How we got here: On June 11, HUD suspended the Los Angeles Homeless Services Authority from federal grant activity pending an investigation into alleged mismanagement. The federal agency said the suspension means LAHSA cannot fulfill its role as collaborative applicant for the entire region’s application for federal homelessness dollars for the upcoming fiscal year. In its lawsuit, LAHSA says the suspension is the Trump administration’s back door attempt to eliminate the Continuum of Care program in L.A., which gives local officials discretion over homelessness projects submitted for federal funding.
LAHSA’s challenge: LAHSA says HUD has failed to identify any public agreement or transaction that LAHSA has violated or cite proper evidence of mismanagement. LAHSA also claims several inaccuracies and misrepresentations in HUD’s original suspension letter, including relying on reviews that LAHSA says were irrelevant to federal funding. “HUD supports its position with an amalgamation of uncorroborated hearsay information apparently cherry-picked from the internet,” the complaint states.
Legal argument: LAHSA's attorneys contend that HUD unlawfully suspended funding, arguing that the action violates the Administrative Procedure Act, the Constitution's separation of powers principle, and the Tenth Amendment.

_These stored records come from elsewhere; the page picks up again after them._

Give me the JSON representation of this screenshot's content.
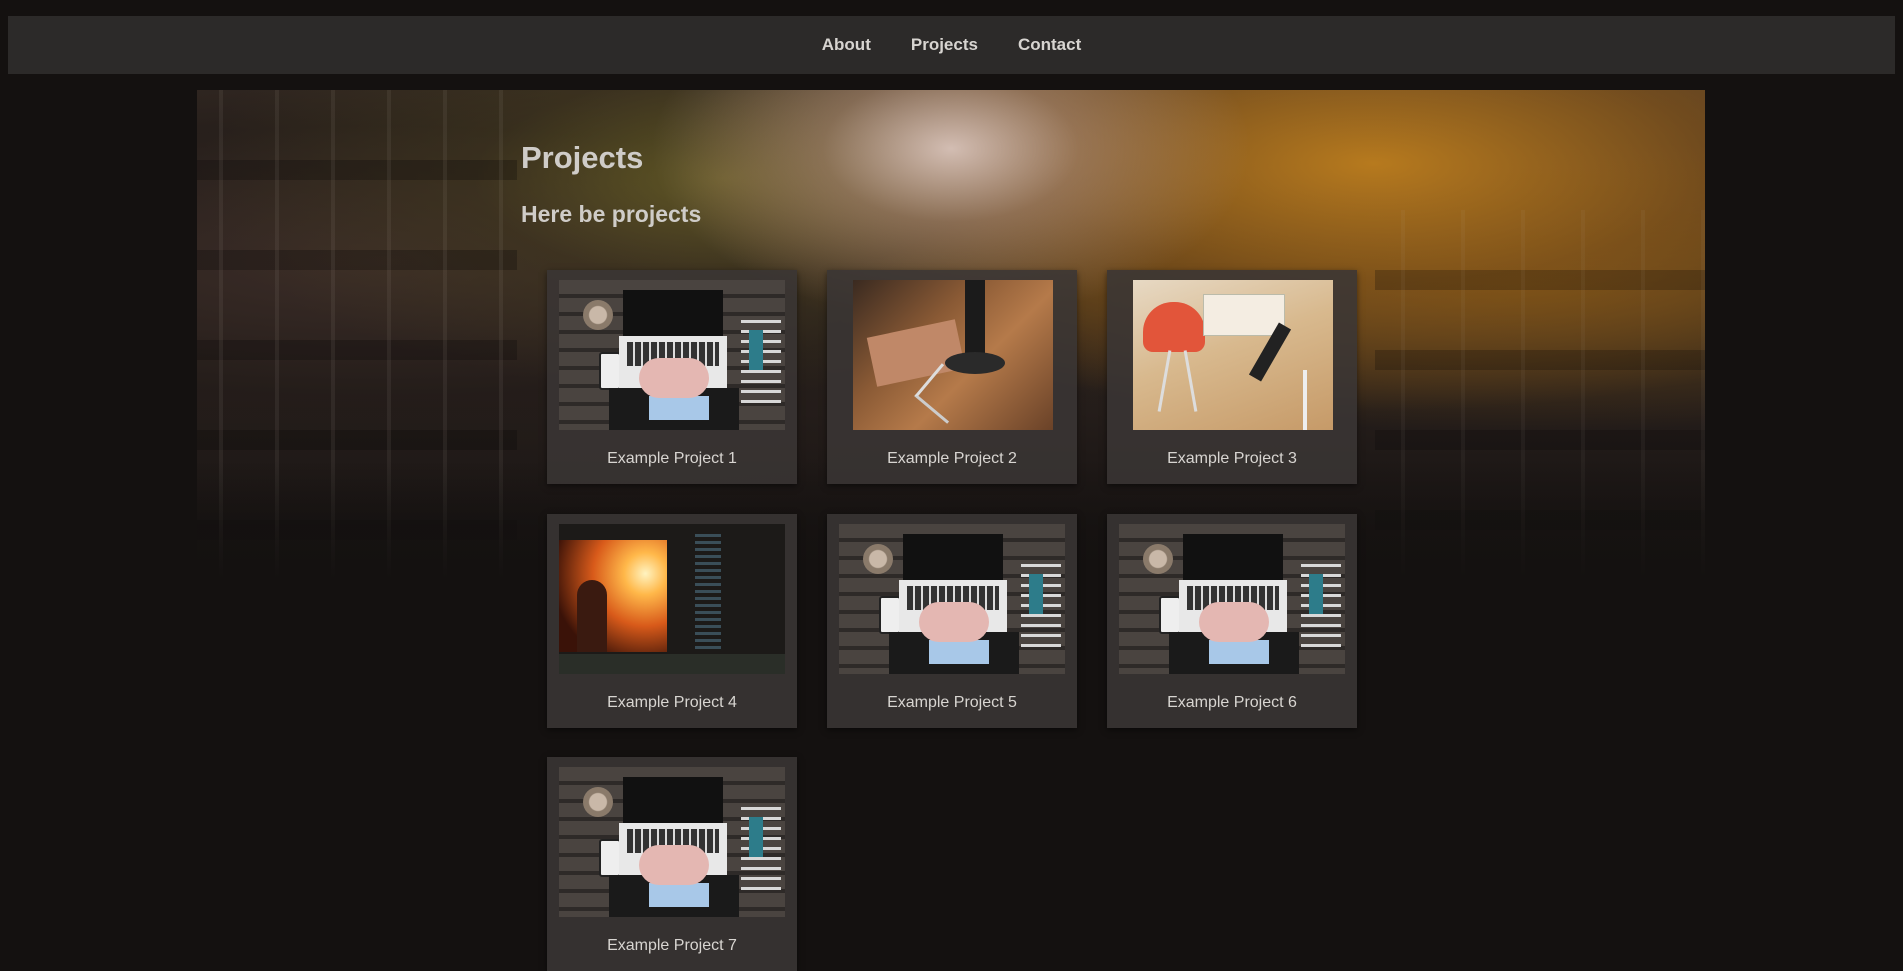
{
  "nav": {
    "items": [
      {
        "label": "About"
      },
      {
        "label": "Projects"
      },
      {
        "label": "Contact"
      }
    ]
  },
  "header": {
    "title": "Projects",
    "subtitle": "Here be projects"
  },
  "projects": [
    {
      "label": "Example Project 1",
      "image": "laptop-photo"
    },
    {
      "label": "Example Project 2",
      "image": "desk-photo"
    },
    {
      "label": "Example Project 3",
      "image": "office-photo"
    },
    {
      "label": "Example Project 4",
      "image": "sunset-photo"
    },
    {
      "label": "Example Project 5",
      "image": "laptop-photo"
    },
    {
      "label": "Example Project 6",
      "image": "laptop-photo"
    },
    {
      "label": "Example Project 7",
      "image": "laptop-photo"
    }
  ]
}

LAHSA is asking for a stay of the HUD suspension pending judicial review and a permanent injunction barring head from suspending LAHSA or blocking the work of the Los Angeles Continuum of Care.
Why it matters: The deadline for the L.A. region to submit its application to HUD for regional homelessness grants is Aug. 26. LAHSA says the suspension jeopardizes $241 million in federal funding that supports more than 11,000 people across L.A. County. LAHSA says the HUD suspension could prevent the agency from other activities, including releasing the findings of its 2026 homeless count conducted in January.